The phobia of crossing bridge, especially over a river or other expanse of water, arises to avoid the temptation to jump over and submerge oneself in water (to be born again). Higher the bridge greater is the temptation - for it assures certain death. Often temptation to have sex with somebody, which will be dangerous, is shown in dreams as trying to cross a bridge unsuccessfully. Being caught precariously trying to climb up ledges, or climbing up, or coming down the steps, or from the height of a building with great dread of falling down, or slipping, or not being able to hold on to the supporting structures, arises from the same complex.
 One of my patients, a married man, who was tempted to make love to a young girl, but who was of loose morals and black (he was white), he was plagued with a recurrent dream in which he saw himself wanting to jump off a bridge but horrified to do so by the fact that the water below was dirty and dark.
The phobia of crossing bridges also symbolizes fear of intercourse, afraid one will not be able to reach the other side.

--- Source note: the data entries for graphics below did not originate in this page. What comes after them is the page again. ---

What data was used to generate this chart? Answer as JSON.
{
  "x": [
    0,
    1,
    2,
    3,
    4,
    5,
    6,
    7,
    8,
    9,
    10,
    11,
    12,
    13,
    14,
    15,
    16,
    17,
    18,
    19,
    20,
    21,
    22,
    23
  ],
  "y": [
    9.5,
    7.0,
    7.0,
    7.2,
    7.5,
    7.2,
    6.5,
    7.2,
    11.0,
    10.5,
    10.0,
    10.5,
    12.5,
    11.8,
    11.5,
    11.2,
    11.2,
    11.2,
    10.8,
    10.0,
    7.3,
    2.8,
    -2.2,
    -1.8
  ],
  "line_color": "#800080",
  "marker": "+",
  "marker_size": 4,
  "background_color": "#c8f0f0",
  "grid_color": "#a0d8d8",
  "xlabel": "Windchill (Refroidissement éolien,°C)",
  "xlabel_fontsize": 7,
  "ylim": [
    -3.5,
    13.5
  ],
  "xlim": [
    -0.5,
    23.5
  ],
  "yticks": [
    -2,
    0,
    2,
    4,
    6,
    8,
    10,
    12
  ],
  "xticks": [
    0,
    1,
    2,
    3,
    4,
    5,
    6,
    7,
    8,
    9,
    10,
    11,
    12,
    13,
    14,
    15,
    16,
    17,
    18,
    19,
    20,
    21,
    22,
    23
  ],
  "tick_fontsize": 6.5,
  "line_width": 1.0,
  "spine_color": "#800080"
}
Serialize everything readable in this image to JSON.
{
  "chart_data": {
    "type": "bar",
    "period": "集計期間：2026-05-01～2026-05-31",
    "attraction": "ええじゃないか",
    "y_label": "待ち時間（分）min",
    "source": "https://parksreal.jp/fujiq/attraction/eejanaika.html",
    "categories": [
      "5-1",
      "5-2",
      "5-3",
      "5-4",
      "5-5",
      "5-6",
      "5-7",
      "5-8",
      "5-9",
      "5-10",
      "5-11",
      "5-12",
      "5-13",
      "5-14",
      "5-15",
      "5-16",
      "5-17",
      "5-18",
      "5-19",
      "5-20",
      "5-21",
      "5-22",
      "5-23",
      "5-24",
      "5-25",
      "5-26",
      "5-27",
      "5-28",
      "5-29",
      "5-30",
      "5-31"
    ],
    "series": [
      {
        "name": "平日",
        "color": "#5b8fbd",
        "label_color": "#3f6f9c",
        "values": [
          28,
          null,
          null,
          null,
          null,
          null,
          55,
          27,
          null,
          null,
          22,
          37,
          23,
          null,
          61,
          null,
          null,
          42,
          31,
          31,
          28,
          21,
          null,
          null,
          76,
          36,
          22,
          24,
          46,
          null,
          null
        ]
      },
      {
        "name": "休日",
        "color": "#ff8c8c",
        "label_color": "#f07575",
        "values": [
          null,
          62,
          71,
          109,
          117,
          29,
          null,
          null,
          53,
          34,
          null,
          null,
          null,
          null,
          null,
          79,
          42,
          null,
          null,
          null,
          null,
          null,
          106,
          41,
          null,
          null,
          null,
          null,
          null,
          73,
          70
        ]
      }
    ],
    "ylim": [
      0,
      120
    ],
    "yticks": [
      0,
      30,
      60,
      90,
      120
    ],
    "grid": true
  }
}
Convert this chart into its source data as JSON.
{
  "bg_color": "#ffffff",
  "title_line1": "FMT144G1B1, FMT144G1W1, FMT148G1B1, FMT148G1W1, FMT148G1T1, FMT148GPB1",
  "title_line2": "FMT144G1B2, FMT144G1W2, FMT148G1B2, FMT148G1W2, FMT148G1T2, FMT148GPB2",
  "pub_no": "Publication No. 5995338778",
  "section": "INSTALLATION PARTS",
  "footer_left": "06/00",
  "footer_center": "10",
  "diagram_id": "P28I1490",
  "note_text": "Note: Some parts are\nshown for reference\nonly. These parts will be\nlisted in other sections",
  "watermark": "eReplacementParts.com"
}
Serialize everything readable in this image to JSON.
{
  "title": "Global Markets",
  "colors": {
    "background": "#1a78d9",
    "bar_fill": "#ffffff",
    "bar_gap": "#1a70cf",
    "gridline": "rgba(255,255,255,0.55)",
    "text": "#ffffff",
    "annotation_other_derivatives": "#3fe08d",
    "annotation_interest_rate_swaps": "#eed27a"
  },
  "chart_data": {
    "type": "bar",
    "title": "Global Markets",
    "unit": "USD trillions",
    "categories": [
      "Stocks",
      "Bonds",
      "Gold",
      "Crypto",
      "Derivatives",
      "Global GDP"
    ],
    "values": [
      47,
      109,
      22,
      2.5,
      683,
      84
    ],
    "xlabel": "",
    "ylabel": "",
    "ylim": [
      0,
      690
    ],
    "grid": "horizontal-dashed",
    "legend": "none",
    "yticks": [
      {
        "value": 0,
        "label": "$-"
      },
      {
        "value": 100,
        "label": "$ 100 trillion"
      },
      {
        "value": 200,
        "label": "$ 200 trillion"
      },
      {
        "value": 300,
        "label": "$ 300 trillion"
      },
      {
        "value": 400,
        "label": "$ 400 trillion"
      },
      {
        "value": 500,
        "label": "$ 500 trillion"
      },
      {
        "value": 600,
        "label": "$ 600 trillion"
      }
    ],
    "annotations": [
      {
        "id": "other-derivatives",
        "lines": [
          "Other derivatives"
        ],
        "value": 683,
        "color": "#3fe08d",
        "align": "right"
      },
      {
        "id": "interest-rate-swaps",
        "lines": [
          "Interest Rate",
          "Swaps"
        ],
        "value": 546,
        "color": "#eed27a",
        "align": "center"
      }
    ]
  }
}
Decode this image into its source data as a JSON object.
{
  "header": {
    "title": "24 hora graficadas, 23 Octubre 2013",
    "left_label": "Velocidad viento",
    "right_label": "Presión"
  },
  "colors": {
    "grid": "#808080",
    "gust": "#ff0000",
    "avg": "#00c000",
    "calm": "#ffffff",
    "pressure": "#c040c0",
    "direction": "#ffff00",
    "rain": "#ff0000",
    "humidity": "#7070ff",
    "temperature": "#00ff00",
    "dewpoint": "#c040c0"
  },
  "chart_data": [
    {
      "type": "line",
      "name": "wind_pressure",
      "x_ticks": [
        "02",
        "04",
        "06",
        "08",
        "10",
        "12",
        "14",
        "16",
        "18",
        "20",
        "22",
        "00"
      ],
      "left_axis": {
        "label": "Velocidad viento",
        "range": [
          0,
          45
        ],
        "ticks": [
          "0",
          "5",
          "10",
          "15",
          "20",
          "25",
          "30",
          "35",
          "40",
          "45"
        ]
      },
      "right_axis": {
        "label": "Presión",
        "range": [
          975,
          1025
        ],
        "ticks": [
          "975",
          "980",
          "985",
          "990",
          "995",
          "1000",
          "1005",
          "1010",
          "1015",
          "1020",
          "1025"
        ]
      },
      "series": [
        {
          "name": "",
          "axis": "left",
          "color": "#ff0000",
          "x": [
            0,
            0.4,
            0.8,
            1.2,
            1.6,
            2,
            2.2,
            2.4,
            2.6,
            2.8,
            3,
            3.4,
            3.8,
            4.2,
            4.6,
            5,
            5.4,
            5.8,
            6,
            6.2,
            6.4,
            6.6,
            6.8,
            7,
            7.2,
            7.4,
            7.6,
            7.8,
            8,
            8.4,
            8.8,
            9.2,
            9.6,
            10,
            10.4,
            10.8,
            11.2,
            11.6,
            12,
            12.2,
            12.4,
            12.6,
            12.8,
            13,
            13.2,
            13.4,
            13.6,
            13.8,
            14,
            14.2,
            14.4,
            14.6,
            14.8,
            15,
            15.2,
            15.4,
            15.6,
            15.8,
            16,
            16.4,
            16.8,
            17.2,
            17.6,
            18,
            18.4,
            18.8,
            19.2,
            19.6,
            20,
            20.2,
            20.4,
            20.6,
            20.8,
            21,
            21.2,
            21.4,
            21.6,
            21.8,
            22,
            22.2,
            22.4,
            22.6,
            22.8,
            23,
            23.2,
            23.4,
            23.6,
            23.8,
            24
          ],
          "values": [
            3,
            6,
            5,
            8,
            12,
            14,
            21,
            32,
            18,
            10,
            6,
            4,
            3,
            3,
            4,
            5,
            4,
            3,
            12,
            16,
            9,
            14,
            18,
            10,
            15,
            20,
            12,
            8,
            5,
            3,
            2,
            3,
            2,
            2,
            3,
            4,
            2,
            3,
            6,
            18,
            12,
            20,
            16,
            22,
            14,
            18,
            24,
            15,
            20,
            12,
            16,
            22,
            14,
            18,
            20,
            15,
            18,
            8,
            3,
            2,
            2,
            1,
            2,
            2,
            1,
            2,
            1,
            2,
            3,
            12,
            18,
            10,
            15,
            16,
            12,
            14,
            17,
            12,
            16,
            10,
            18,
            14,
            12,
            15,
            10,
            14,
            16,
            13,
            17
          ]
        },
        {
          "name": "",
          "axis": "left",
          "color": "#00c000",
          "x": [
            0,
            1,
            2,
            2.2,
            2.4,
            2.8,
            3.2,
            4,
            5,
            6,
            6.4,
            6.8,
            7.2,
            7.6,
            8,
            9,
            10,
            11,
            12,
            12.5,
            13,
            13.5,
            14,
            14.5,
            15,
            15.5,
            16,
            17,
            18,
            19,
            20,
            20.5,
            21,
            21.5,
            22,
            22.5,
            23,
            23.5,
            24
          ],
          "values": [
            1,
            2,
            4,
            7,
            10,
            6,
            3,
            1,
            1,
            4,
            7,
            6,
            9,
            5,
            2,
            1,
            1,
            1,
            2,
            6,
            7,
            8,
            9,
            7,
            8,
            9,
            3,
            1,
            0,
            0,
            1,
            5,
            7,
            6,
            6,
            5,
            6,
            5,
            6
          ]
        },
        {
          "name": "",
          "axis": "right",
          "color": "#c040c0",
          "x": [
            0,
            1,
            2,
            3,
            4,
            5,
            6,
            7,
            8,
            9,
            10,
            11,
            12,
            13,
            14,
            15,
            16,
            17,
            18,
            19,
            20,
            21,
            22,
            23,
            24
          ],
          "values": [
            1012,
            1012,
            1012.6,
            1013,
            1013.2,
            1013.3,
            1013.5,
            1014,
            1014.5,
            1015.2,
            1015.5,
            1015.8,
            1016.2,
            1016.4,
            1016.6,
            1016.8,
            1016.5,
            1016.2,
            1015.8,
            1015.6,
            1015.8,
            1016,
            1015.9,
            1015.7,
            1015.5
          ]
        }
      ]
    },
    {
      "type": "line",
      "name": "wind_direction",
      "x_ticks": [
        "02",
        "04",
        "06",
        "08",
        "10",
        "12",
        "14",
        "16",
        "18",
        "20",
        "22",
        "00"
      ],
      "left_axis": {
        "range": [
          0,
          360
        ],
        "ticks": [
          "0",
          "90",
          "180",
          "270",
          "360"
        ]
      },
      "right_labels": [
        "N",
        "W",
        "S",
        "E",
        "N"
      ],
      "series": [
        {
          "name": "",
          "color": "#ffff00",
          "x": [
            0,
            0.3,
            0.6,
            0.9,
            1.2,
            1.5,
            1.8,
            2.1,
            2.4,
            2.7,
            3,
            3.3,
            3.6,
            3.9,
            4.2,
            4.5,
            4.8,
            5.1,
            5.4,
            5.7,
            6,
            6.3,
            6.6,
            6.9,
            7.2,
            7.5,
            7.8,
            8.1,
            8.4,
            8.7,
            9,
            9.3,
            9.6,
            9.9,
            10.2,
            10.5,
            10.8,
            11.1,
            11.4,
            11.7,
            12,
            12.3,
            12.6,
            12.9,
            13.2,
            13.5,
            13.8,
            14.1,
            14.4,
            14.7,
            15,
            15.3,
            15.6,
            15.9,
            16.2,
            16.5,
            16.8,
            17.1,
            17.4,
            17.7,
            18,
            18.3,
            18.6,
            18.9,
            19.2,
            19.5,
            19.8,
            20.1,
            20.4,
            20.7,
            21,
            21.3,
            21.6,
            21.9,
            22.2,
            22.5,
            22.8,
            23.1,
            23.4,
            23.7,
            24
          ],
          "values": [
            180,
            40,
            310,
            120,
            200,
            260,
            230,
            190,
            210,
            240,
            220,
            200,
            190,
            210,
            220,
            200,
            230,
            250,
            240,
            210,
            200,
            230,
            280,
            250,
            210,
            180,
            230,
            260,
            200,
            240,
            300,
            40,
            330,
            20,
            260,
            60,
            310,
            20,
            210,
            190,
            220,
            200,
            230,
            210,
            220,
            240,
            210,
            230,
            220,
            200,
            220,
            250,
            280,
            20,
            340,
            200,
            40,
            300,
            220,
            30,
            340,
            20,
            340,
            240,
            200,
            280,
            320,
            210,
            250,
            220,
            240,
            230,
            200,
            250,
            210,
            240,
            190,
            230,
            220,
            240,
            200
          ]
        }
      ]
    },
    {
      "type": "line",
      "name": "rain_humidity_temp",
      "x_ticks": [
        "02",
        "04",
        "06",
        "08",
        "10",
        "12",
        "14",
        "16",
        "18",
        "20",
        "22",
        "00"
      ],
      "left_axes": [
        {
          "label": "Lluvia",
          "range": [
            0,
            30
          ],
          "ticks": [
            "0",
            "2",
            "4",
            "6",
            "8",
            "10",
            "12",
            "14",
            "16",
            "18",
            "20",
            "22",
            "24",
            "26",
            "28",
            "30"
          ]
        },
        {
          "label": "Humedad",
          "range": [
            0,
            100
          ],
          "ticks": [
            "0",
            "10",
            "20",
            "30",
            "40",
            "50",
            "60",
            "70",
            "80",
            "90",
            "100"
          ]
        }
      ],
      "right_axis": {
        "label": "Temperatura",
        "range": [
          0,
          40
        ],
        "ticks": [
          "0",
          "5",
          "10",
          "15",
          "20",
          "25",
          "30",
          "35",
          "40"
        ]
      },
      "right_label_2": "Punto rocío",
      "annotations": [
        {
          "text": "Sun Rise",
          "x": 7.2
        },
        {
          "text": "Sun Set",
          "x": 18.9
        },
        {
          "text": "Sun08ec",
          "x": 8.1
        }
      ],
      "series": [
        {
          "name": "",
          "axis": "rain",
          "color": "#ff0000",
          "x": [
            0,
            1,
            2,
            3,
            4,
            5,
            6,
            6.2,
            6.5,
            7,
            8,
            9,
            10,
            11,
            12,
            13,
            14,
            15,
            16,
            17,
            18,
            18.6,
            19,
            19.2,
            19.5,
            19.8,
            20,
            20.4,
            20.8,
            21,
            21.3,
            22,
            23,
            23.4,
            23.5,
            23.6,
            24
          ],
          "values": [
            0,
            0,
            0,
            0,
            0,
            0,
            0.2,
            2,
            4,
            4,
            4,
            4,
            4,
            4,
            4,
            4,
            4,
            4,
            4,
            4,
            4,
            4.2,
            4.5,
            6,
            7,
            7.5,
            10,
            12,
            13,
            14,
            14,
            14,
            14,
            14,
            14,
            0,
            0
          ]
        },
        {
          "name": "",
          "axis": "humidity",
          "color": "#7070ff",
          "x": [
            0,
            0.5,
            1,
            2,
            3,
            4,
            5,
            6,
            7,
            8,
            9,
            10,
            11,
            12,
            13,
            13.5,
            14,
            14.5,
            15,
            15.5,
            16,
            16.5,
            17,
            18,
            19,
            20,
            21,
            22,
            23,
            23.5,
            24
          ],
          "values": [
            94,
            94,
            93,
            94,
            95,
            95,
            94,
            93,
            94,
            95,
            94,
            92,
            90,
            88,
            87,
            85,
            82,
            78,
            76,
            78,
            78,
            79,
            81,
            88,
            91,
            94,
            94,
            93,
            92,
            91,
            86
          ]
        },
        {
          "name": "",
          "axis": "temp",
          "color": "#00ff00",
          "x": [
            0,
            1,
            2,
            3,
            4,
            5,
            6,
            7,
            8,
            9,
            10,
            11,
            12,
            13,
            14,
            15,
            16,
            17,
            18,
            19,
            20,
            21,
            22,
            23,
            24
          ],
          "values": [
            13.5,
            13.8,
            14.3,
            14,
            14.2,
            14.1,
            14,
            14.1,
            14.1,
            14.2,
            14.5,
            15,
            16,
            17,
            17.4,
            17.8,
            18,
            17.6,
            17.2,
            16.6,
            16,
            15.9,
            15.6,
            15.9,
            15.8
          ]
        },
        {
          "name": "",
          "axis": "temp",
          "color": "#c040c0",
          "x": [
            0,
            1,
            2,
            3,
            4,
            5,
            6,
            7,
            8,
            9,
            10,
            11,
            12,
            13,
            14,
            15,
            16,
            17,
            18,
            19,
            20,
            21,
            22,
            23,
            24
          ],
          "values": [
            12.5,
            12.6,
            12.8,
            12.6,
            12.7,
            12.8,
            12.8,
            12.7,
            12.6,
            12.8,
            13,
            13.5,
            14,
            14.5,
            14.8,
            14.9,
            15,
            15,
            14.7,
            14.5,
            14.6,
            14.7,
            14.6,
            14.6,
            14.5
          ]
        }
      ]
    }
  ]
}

The two sides symbolizing the two sexes, with the bridge being the penis which bridges the separation between the mates.
It is interesting that in Zoroastrian religion, and Islam, after death the soul supposedly crosses a bridge to reach the afterlife. In Islam, this bridge is conceptualized to be as thin and sharp as a razor blade. Its symbolism appears to be conveying the message that to be reborn one has to traverse through a very sharp and dangerous bridge. The innate fear present in mankind of not being able to perform sex successfully the religious ideologies exploit it by preaching if one does not live a righteous life one will not be able to traverse the bridge from this life to the next.
Now, how all this relate to throwing coins in wishing wells?
To go into that we must first examine the interesting phenomenon which growing up in India I  observed while traveling on trains. Whenever the train crossed a river, especially a holy river, and India being a very ancient civilization with every river having become holy over time, people, especially the devout ones, would take out coins from their pockets and toss into the water.. They believe it brings good luck. Rivers are anthropomorphized as Goddesses and the hope/wish that the goddess would return the favor by giving a million coins back for getting offered one.
Doesn't the ritual/process sound quite like what we do when we throw coins in a wishing well?
The process of being born again by entering into water is replaced by just throwing a valuable part of oneself (the coin, precious metal, money) into the water. But isn't that nothing more than a substitute for having sex with the river goddess?
Wishing wells are not quite rivers but a man-made expanse of water, placed there by some clever entrepreneur. He makes money by giving outlet to this primal impulse of mankind to be aroused into a wish to have intercourse and be born again on seeing water. The greatest wish of mankind: to have intercourse/be born/and thus attain immortality over time has spread to lesser wishes, chief among them being the wish for all kinds of material gain. And thus when we throw a coin in wishing well, it is not just for the satisfaction of that great libidinal wish but also for lesser wishes.
Over time a wishing well garners the same aura of holiness as Indian rivers have done, strengthened by the collective piety and wishes of the believers that putting in the coin there makes one's wish come true. The circulation of stories of some wishes have come true - whether imagined or in reality, for occasional wish does come true -  becomes proof that there does exist some miraculous property in that wishing well.